Contratto a termine: tutele dei lavoratori
Entro quando si può fare l’impugnazione? In caso di trasformazione in tempo indeterminato, quale risarcimento spetta?
Anche se la legge cerca di incentivare il più possibile i rapporti di lavoro a tempo indeterminato per garantire, soprattutto ai giovani, maggiore stabilità, nulla vieta a un imprenditore di assumere del personale con un contratto a scadenza. In un certo senso, la scelta conviene a entrambe le parti: il dipendente può avere tempo e modo di verificare se l’azienda risponde alle sue aspettative professionali, mentre il datore ha la possibilità di capire se la persona assunta è valida e disponibile. Nell’arco del tempo determinato, però, possono sorgere dei problemi ed è inevitabile che il dipendente con contratto a termine si chieda se le tutele dei lavoratori sono uguali per tutti, cioè per chi ha una scadenza in vista e per chi ha un tempo indeterminato.
La legge disciplina il modo in cui può essere impugnato un contratto a termine e definisce il risarcimento dovuto in caso di conversione in contratto a tempo indeterminato.
Quando non può essere fatto un contratto a termine?
Dicevamo che, in linea generale, nulla vieta a un datore di lavoro di assumere del personale con contratto a termine. Ci sono, però, alcuni limiti che, se non rispettati, possono portare il dipendente ad agire per vedersi riconoscere i propri diritti.
Non è possibile instaurare questo tipo di rapporto di lavoro:
- per la sostituzione di un lavoratore in sciopero;
- in un’unità produttiva in cui sono stati fatti nei sei mesi precedenti dei licenziamenti collettivi che hanno riguardato lavoratori adibiti alle stesse mansioni cui si riferisce il contratto a termine, salvo che esso serva a sostituire lavoratori assenti, ad assumere dipendenti iscritti alla mobilità o abbia una durata iniziale non superiore a tre mesi;
- in un’unità produttiva in cui c’è una sospensione del rapporto o una riduzione d’orario, in regime di cassa integrazione, che interessano lavoratori adibiti alle mansioni cui si riferisce il contratto a termine;
- da parte di datori di lavoro che non hanno effettuato la valutazione dei rischi.
Se viene violata anche una sola di queste regole, il contratto a termine deve essere trasformato in tempo indeterminato.
Inoltre, non può essere fatto un contratto on una scadenza superiore ai 12 mesi, tranne che per:
- temporanee e oggettive, estranee all’ordinaria attività dell’azienda;
- di sostituzione di altri lavoratori;
- connesse a incrementi temporanei, significativi e non programmabili, dell’attività ordinaria.

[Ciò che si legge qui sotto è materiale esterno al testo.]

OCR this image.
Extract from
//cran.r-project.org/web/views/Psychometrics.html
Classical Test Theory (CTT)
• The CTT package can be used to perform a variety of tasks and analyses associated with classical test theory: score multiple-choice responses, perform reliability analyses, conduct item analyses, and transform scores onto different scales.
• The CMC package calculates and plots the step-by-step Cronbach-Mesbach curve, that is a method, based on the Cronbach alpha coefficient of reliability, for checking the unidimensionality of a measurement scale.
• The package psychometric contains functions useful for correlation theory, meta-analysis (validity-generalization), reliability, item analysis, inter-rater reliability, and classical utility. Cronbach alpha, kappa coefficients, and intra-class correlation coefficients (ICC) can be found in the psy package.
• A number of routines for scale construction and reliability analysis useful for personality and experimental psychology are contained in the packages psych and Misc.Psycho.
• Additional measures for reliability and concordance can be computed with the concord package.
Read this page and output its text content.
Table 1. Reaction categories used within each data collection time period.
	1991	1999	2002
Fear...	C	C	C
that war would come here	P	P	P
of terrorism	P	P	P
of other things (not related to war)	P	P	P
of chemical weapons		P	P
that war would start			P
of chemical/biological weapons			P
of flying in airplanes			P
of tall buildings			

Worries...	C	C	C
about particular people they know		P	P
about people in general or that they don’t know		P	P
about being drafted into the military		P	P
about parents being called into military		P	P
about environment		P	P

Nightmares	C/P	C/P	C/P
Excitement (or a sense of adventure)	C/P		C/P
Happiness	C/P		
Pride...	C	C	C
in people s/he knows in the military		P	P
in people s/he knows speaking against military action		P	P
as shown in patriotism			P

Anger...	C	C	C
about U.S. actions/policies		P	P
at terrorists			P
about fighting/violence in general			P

In ogni caso, e in presenza di queste causali, la durata del contratto non può superare i 24 mesi.
L’impugnazione del contratto a termine
Il lavoratore che ritenga opportuno impugnare un contratto a termine, ad esempio per contestare la scadenza posta, deve agire entro 180 giorni dalla cessazione del rapporto con atto scritto, anche extragiudiziale, idoneo a rendere mota la sua volontà.
L’impugnazione è inefficace se non è seguita, entro il successivo termine di 180 giorni, dal deposito del ricorso nella cancelleria del tribunale in funzione di giudice del lavoro o dalla comunicazione alla controparte della richiesta di tentativo di conciliazione o arbitrato, ferma restando la possibilità di consegnare ulteriori documenti.
Quando la conciliazione o l’arbitrato richiesti vengono rifiutati o non si raggiunge l’accordo necessario al relativo espletamento, il ricorso al giudice deve essere depositato a pena di decadenza entro 60 giorni dal rifiuto o dal mancato accordo.
Conversione a tempo indeterminato: il diritto al risarcimento
Se il contratto a termine, in una delle ipotesi sopra elencate, viene trasformato in contratto a tempo indeterminato, il giudice condanna il datore al risarcimento del danno a favore del lavoratore stabilendo un’indennità nella misura compresa tra un minimo di 2,5 e un massimo di 12 mensilità dell’ultima retribuzione di riferimento per il calcolo del Tfr, avuto riguardo al numero dei dipendenti occupati, alle dimensioni dell’impresa, all’anzianità di servizio del lavoratore, al comportamento e alle condizioni delle parti.
L’indennità ristora per intero il danno subìto dal lavoratore, comprese le conseguenze retributive e contributive relative al periodo compreso tra la scadenza del termine e la pronuncia con la quale il giudice ha ordinato la ricostituzione del rapporto di lavoro.
In presenza di contratti collettivi che prevedono l’assunzione, anche a tempo indeterminato, di lavoratori già occupati con contratto a termine nell’ambito di specifiche graduatorie, il limite massimo dell’indennità è ridotto alla metà.